Che rapporto hai con l'Esquilino rispetto al tuo lavoro di scrittore?
Mah, al di là dell’oggetto del mio lavoro, a me piace proprio abitare qua e lavorare qua, mi piace il fatto che sto scrivendo qua, che sto nella mia stanza, nel mio studio, mentre fuori passa il tram, la gente chiacchiera e c’è tutto un quartiere vivo attorno. Sono stato un anno a Torino per il Salone del Libro e sentivo la mancanza proprio dell’Esquilino. Anche di Roma, ma soprattutto dell’Esquilino! C’è ancora un senso di comunità che trovo molto bello. Poi succedono anche cose assurde, come il fatto che tutti gli interrogatori di cui parlo ne „La città dei vivi“ si siano tenuti nella caserma di Piazza Dante, per cui l’epicentro delle indagini di un fatto incredibile e terribile come l’omicidio di Luca Varani ce l’ho avuto a dieci minuti da casa. Mi ha molto colpito.

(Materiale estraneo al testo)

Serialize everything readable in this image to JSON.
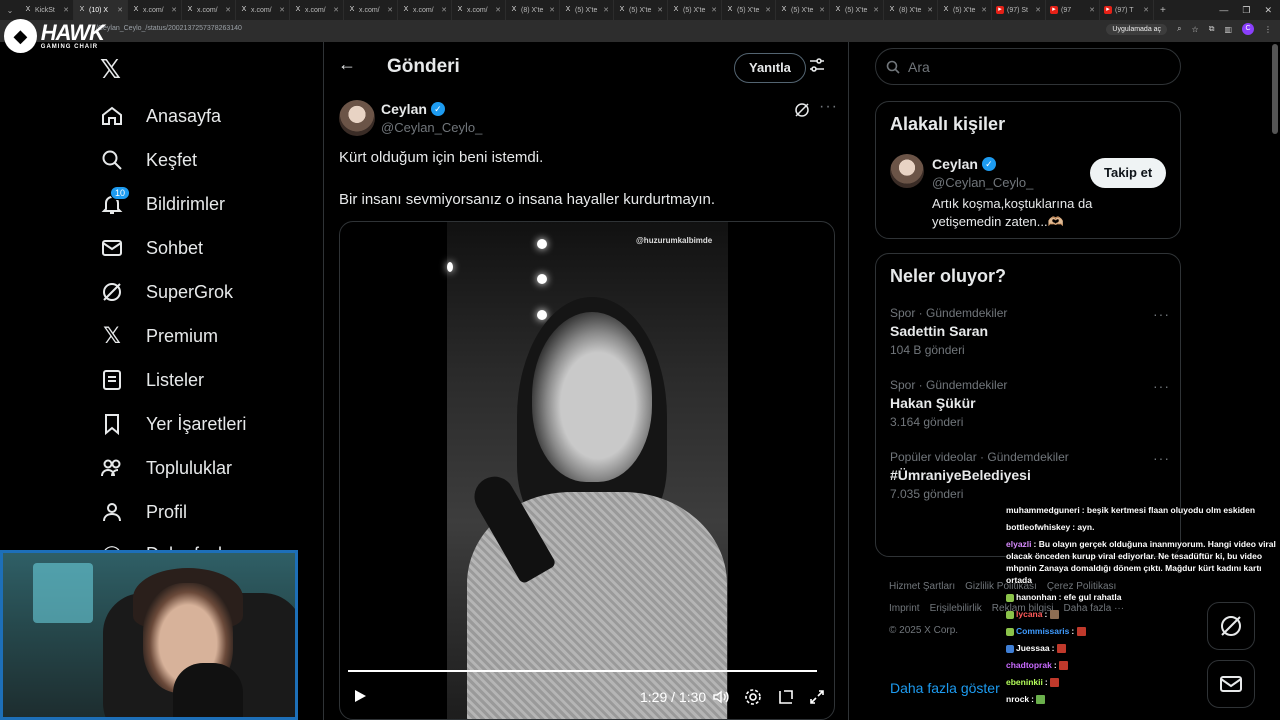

Quali sono i tuoi posti preferiti di questa zona di Roma?
Mi piace tantissimo Colle Oppio, ci vado a correre spesso, anche la mattina. Se ci penso è incredibile: in qualsiasi altra parte del mondo se ci fosse un campo di calcio di fronte al Colosseo non si sa quanto farebbero pagare per entrarci. Oltretutto, basta appena uscire da Colle Oppio per arrivare a San Pietro in Vincoli dove c’è il Mosè di Michelangelo e ci sono dei giorni in cui riesci a starci a tu per tu per parecchio tempo perché non c’è nessuno. Non esiste un altro posto al mondo dove ti può capitare una cosa del genere. Mi piace molto Piazza Dante, ci sono un po‘ di locali dove si può – anzi, si poteva, perché ora c’è il Covid – fare un po‘ di vita notturna, come Casadante; poi la parte di Piazza Vittorio dove ci sono Gatsby e la Mondadori. Sono legato anche al mondo che ruota attorno Goffredo Fofi che pure è in zona, considera che io per quindici anni sono stato vicedirettore di una sua rivista, Lo Straniero. Poi i fiorai, che sono tutti intorno a Piazza Vittorio e sono aperti pure di notte; le pasticcerie, da Regoli a Fassi.
Cucina cinese o indiana?
Diciamo cinese dai, sono amico di Sonia! Mi piace anche la cucina giapponese e timidamente sta aprendo qualcosa anche qua.